“The First Settlers. The lands within the bounds of Hamilton County Indiana together with other lands were purchased by the Government from the Indians in 1818. At that time there was but one white man permanently located within the present bounds of Hamilton County. This man was William Conner. He was at that time living in a double log cabin with his Indian wife. This cabin was situated four miles south of the present site of Noblesville on the east bank of White River. His place was called a trading post. In one room of his cabin he kept beads, lead, Hints, steel, knives, hatchets, and such other goods and trinkets as were usually necessary in such a place. These articles he exchanged for pelts taken by Indians and brought to him for trade. Mr Conner had a brother named John then living on or near the present site of Connersville. This brother was the proprietor of a trading post at that point. Both of these men were taken by the Indians when young and detained. This explains their presence among the Indians and also the fact that they had Indian wives. John Conner received his supplies from points along the Ohio River and William Conner received his supplies from his brother John. The furs purchased by William Conner from the Indians were dressed, stretched and then packed in proper form and sent by him by means of pack horses to his brother and in a like manner the goods furnished William by his brother John were transported from John Conner’s post to William Conner’s post. At that time there was no road leading from this point in any direction. There was an Indian trail leading from the John Conner trading post to William Conner’s place by way of the present site of New Castle and Anderson to the mouth of Stony Creek thence down the river to William Conner’s place. This was the route over which the supplies mentioned were transported.
1. A History of the Formation, Settlement and Development of Hamilton County … By Augustus Finch Shirts Photo of Augustus Finch Shirts (1901)

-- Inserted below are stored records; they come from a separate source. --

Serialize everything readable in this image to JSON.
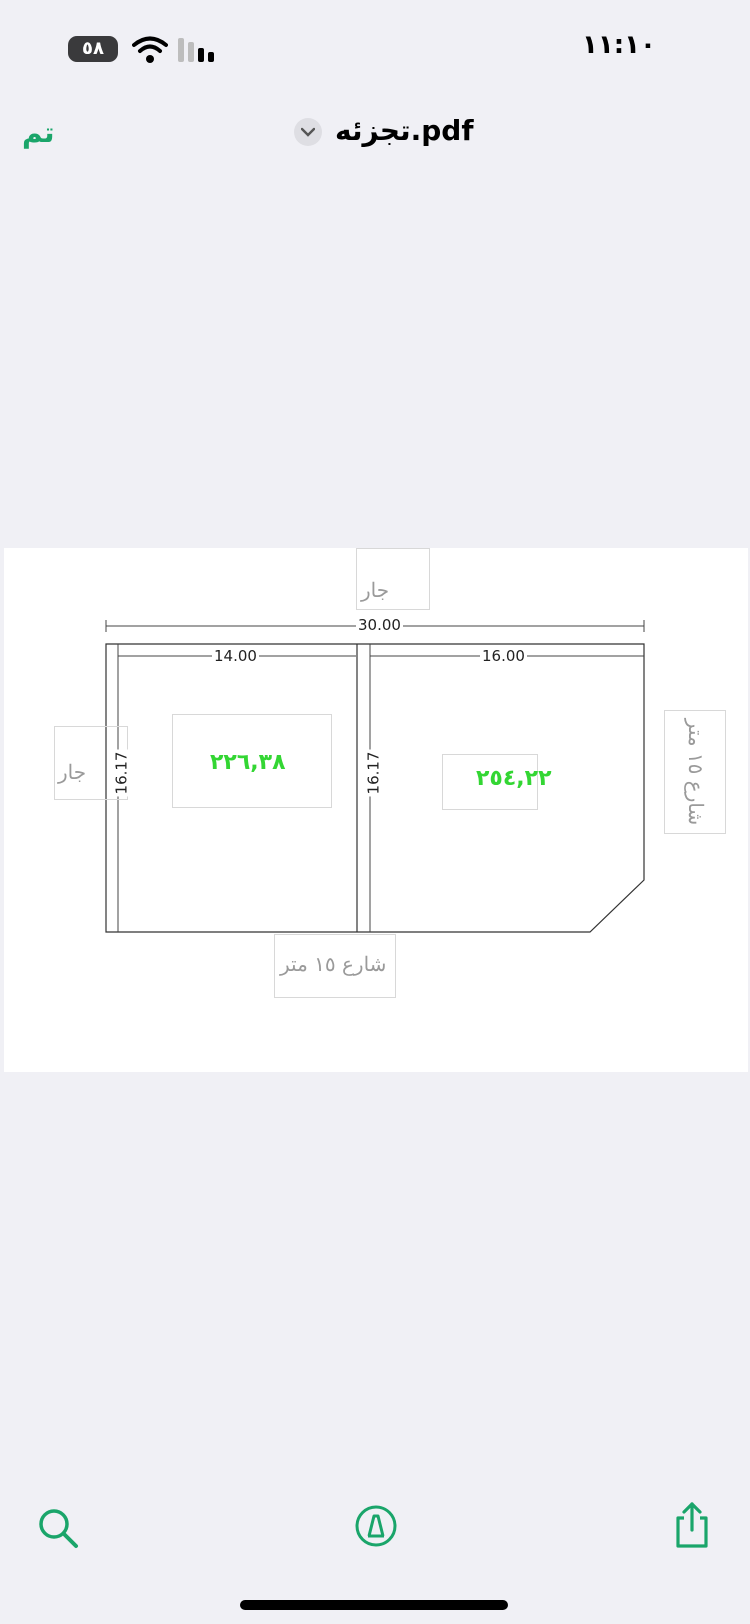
{
  "status_bar": {
    "time": "١١:١٠",
    "battery": "٥٨"
  },
  "nav": {
    "done_label": "تم",
    "title": "تجزئه.pdf"
  },
  "drawing": {
    "top_neighbor": "جار",
    "left_neighbor": "جار",
    "right_street": "شارع ١٥ متر",
    "bottom_street": "شارع ١٥ متر",
    "total_width": "30.00",
    "left_width": "14.00",
    "right_width": "16.00",
    "left_depth": "16.17",
    "right_depth": "16.17",
    "left_area": "٢٢٦,٣٨",
    "right_area": "٢٥٤,٢٢"
  },
  "toolbar": {
    "search": "search-icon",
    "markup": "markup-pen-icon",
    "share": "share-icon"
  },
  "colors": {
    "accent": "#1aa56a",
    "area_text": "#33d633"
  }
}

The distance from one post to the other was sixty miles over this trail and no settlement between the points all were forests Indians and wild beasts. Soon after the purchase of these lands by the Government the people began preparations for moving to the lands called the new purchase for the purpose of selecting suitable homes to be purchased by them when the lands could be bought. A white man, one Marshal, lived with William Conner a short time before the Conner Indians left. John Conner’s Indian children left this man Marshal went with them in the late fall of 1818. My father George Shirts moved his family from or near the present site of Connersville on pack horses to the William Conner place in the month of March 1819. My father made a trip from the William Conner place on horseback to the John Conner trading post at Connersville. On his return trip to this county he was joined by Charles Lacy who came with my father and camped upon an old Indian field now known as the Tunis Gerard farm. Mr Lacy did not bring his family with him. He came for the purpose of building a cabin and putting out a small field of corn. The implements brought with him were carried on his horses pack saddle fashion. On the first day of April 1819, Solomon Finch, his wife Sarah, his daughters Rebeccah, Mary and Alma, and his sons James and Augustus, then living near the present site of Connersville, left their home for the horse shoe prairie two miles southwest of Noblesville. Their route was over the Indian trail spoken of above. “
2. WITHIN ONE MAN’S RECOLLECTION(2); What Was an Indiana Wilderness Has Grown to be a Large City. (NY Times April 3, 1896,) From The Indianapolis News. ” Fabius Finch continues to be a consulting member of the law firm of Finch Finch, is among the last of the first settlers of Marion County. He lived within a few miles of this city years before it was chosen as the site of the State capital, or before, perhaps, even a cabin had been erected in what is now Center Township.
Finch wrote in 1896: “When we arrived (in 1814) there was not a cabin built except those at Mr. Conner’s trading post and four or five at an Indian village across the river. Most of the money in those days was silver. There were times when William Conner had a good deal of it. He kept his money in a trunk at the head of his bed, and a rifle within easy reach. The trunk would hold a bushel and a half, and I have seen it full of silver dollars. There was little or no thought of thieves then. We were living on the prairie when the Commissioners chosen to locate the state’s capitol came to William Conner’s place. They were looking to see if it would be an eligible place.”